En face, chez Hassan II, il y avait aussi des conteurs. Il avait ses maîtres de la parole truculente et gouailleuse, en plus des poètes et savants religieux. Hassan II, après les coups d’État de 1971 et 1972, n’arrivait plus à trouver le sommeil avant le point du jour, vers cinq heures du matin. La nuit, il travaillait, épluchait ses dossiers, fouillait dans ses archives. Il avait l’obsession du détail. En raison de ses insomnies, il se réveillait seulement vers onze heures du matin et faisait une sieste après le déjeuner. Les conteurs lui narraient des histoires en sortant de table, pour préparer son repos. Hassan II aimait la vox populi qu’il entendait dans leurs récits, moins pour la poésie qui s’en dégageait que pour capter l’humeur de son peuple. En retour, il se servait des conteurs pour diffuser des messages vers l’extérieur. Ce n’était donc pas comme chez nous, où mon père s’évadait dans des mondes imaginaires grâce aux conteurs. Chez Hassan II, les conteurs reliaient le souverain au pays réel. Cependant, parfois, les deux frères s’échangeaient leurs conteurs – comme, de nos jours, on se passe le DVD d’un bon film. Quand les conteurs du roi arrivaient chez nous, ils se mettaient à table avec mon père, s’amusaient, buvaient. Pour eux, c’était la détente. À l’inverse, pour Ba Jeloul, c’était l’épreuve du feu, l’ordalie. Une fois, alors qu’il voulait vraiment revenir chez nous, il a dit à Hassan II : « Sidna, je préfère m’en aller chez ton frère, car ici c’est comme à l’hôpital. »

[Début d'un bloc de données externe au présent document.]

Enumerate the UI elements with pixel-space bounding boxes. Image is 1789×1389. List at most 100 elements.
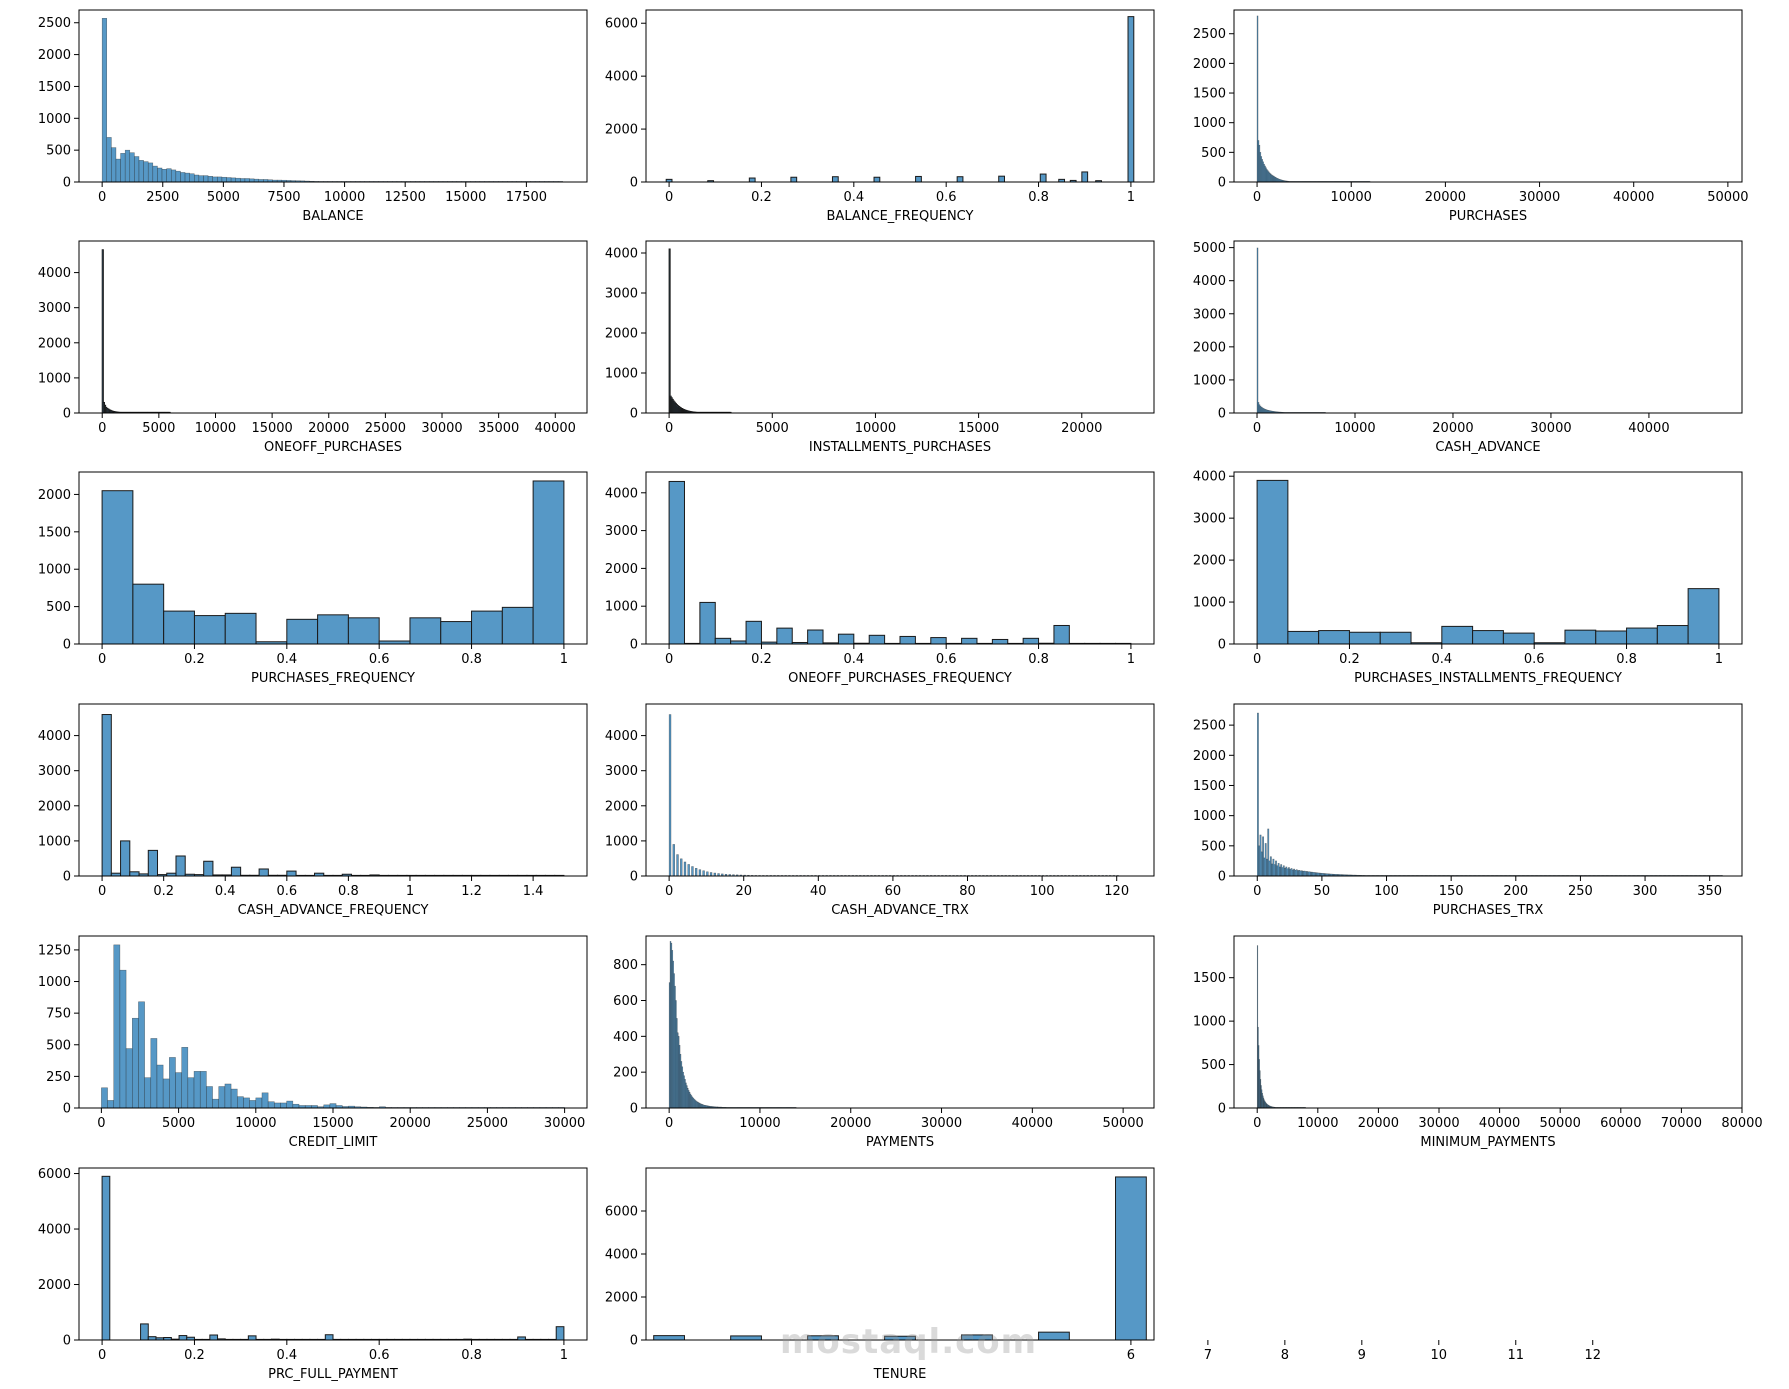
axes-frame bbox=[1233, 240, 1743, 414]
x-tick-label: 0.2 bbox=[751, 652, 772, 667]
x-axis-label: MINIMUM_PAYMENTS bbox=[1420, 1135, 1555, 1150]
bar bbox=[258, 868, 269, 877]
panel-balance: 0 2500 5000 7500 10000 12500 15000 17500 0 500 100… bbox=[38, 9, 588, 224]
x-tick-label: 100 bbox=[1374, 884, 1399, 899]
y-tick-label: 1000 bbox=[1193, 116, 1226, 131]
y-tick-label: 200 bbox=[613, 1066, 638, 1081]
y-tick-label: 2500 bbox=[38, 16, 71, 31]
bar bbox=[147, 849, 159, 877]
x-tick-label: 40000 bbox=[1479, 1116, 1520, 1131]
x-tick-label: 0 bbox=[665, 421, 673, 436]
y-tick-label: 1000 bbox=[1193, 1015, 1226, 1030]
bar bbox=[124, 149, 131, 183]
x-axis-label: BALANCE_FREQUENCY bbox=[827, 209, 974, 224]
bar bbox=[132, 1017, 139, 1109]
bar bbox=[1472, 630, 1504, 645]
x-tick-label: 200 bbox=[1503, 884, 1528, 899]
x-tick-label: 20000 bbox=[830, 1116, 871, 1131]
bar bbox=[1256, 479, 1289, 645]
bar bbox=[1039, 173, 1047, 183]
x-tick-label: 1 bbox=[560, 1348, 568, 1363]
x-tick-label: 0.8 bbox=[1028, 652, 1049, 667]
x-tick-label: 0.2 bbox=[751, 190, 772, 205]
bar bbox=[203, 860, 214, 877]
y-tick-label: 1000 bbox=[1193, 596, 1226, 611]
y-tick-label: 2000 bbox=[38, 799, 71, 814]
y-tick-label: 2000 bbox=[38, 488, 71, 503]
y-tick-label: 1000 bbox=[1193, 373, 1226, 388]
bar bbox=[930, 637, 947, 645]
bar bbox=[837, 633, 855, 645]
bar bbox=[235, 177, 241, 183]
y-tick-label: 0 bbox=[630, 176, 638, 191]
bar bbox=[668, 480, 685, 645]
x-axis-label: PRC_FULL_PAYMENT bbox=[268, 1367, 398, 1382]
y-tick-label: 4000 bbox=[605, 486, 638, 501]
bar bbox=[106, 137, 112, 183]
x-tick-label: 100 bbox=[1030, 884, 1055, 899]
x-tick-label: 0.2 bbox=[184, 1348, 205, 1363]
bars-purchases-frequency bbox=[101, 480, 565, 645]
bar bbox=[868, 634, 886, 645]
y-tick-label: 4000 bbox=[605, 1248, 638, 1263]
y-tick-label: 500 bbox=[1201, 1058, 1226, 1073]
bar bbox=[163, 610, 195, 645]
panel-cash-advance-trx: 0 20 40 60 80 100 120 0 1000 2000 3000 4000 CASH_ADV… bbox=[605, 703, 1155, 918]
x-tick-label: 1.4 bbox=[523, 884, 544, 899]
y-tick-label: 3000 bbox=[38, 301, 71, 316]
y-tick-label: 6000 bbox=[38, 1167, 71, 1182]
x-tick-label: 30000 bbox=[544, 1116, 585, 1131]
bar bbox=[129, 871, 140, 877]
bar bbox=[698, 869, 702, 877]
bar bbox=[237, 1096, 244, 1109]
bar bbox=[161, 169, 167, 183]
x-axis-label: ONEOFF_PURCHASES bbox=[264, 440, 402, 455]
bar bbox=[194, 174, 200, 183]
panel-installments-purchases: 0 5000 10000 15000 20000 0 1000 2000 3000 4000 INS… bbox=[605, 240, 1155, 455]
bar bbox=[745, 620, 762, 645]
x-tick-label: 50000 bbox=[1707, 190, 1748, 205]
bar bbox=[714, 637, 732, 645]
bars-purchases-installments-frequency bbox=[1256, 479, 1720, 645]
bar bbox=[249, 1100, 257, 1109]
x-tick-label: 0.8 bbox=[461, 1348, 482, 1363]
x-tick-label: 0.6 bbox=[1524, 652, 1545, 667]
bar bbox=[212, 1098, 219, 1109]
y-tick-label: 2000 bbox=[605, 327, 638, 342]
x-tick-label: 25000 bbox=[365, 421, 406, 436]
bar bbox=[680, 858, 683, 877]
y-tick-label: 0 bbox=[630, 870, 638, 885]
bar bbox=[221, 176, 227, 183]
y-tick-label: 3000 bbox=[605, 764, 638, 779]
y-tick-label: 1500 bbox=[38, 80, 71, 95]
bar bbox=[1379, 631, 1412, 645]
x-tick-label: 0.6 bbox=[936, 652, 957, 667]
bar bbox=[138, 160, 144, 183]
bar bbox=[206, 1086, 213, 1109]
x-tick-label: 0 bbox=[98, 884, 106, 899]
y-tick-label: 500 bbox=[1201, 146, 1226, 161]
y-tick-label: 0 bbox=[1218, 407, 1226, 422]
panel-purchases: 0 10000 20000 30000 40000 50000 0 500 1000 1500 20… bbox=[1193, 9, 1749, 224]
y-tick-label: 500 bbox=[46, 144, 71, 159]
x-tick-label: 12500 bbox=[385, 190, 426, 205]
bar bbox=[699, 601, 716, 645]
x-tick-label: 30000 bbox=[1418, 1116, 1459, 1131]
y-tick-label: 2000 bbox=[1193, 749, 1226, 764]
x-axis-label: INSTALLMENTS_PURCHASES bbox=[809, 440, 991, 455]
bar bbox=[156, 1064, 164, 1109]
y-tick-label: 0 bbox=[63, 870, 71, 885]
y-tick-label: 2000 bbox=[605, 799, 638, 814]
x-tick-label: 7500 bbox=[267, 190, 300, 205]
x-tick-label: 0 bbox=[1253, 421, 1261, 436]
bar bbox=[347, 617, 380, 645]
y-tick-label: 6000 bbox=[605, 17, 638, 32]
bar bbox=[134, 156, 140, 183]
y-tick-label: 3000 bbox=[1193, 307, 1226, 322]
x-axis-label: BALANCE bbox=[302, 209, 363, 224]
bar bbox=[170, 169, 177, 183]
x-tick-label: 10000 bbox=[235, 1116, 276, 1131]
x-tick-label: 10000 bbox=[855, 421, 896, 436]
y-tick-label: 0 bbox=[63, 1334, 71, 1349]
axes-frame bbox=[645, 1167, 1155, 1341]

Pourtant, il arrivait que la charité se moque de l’hôpital. Un jour, mal inspiré, mon père a commis la mauvaise blague de rester immobile au fond de notre piscine. Deux serviteurs, occupés à tailler les rosiers, ont arraché leurs tenues et se sont jetés à l’eau pour le « sauver ». Réflexe de courtisans, tout le monde alentour, pour finir une vingtaine de personnes, dont trois qui ne savaient pas nager, les ont suivis pour ne pas être en reste. En remontant à la surface, au milieu d’une foule de sauveteurs se débattant dans sa piscine, mon père ne savait plus s’il fallait en rire ou en pleurer.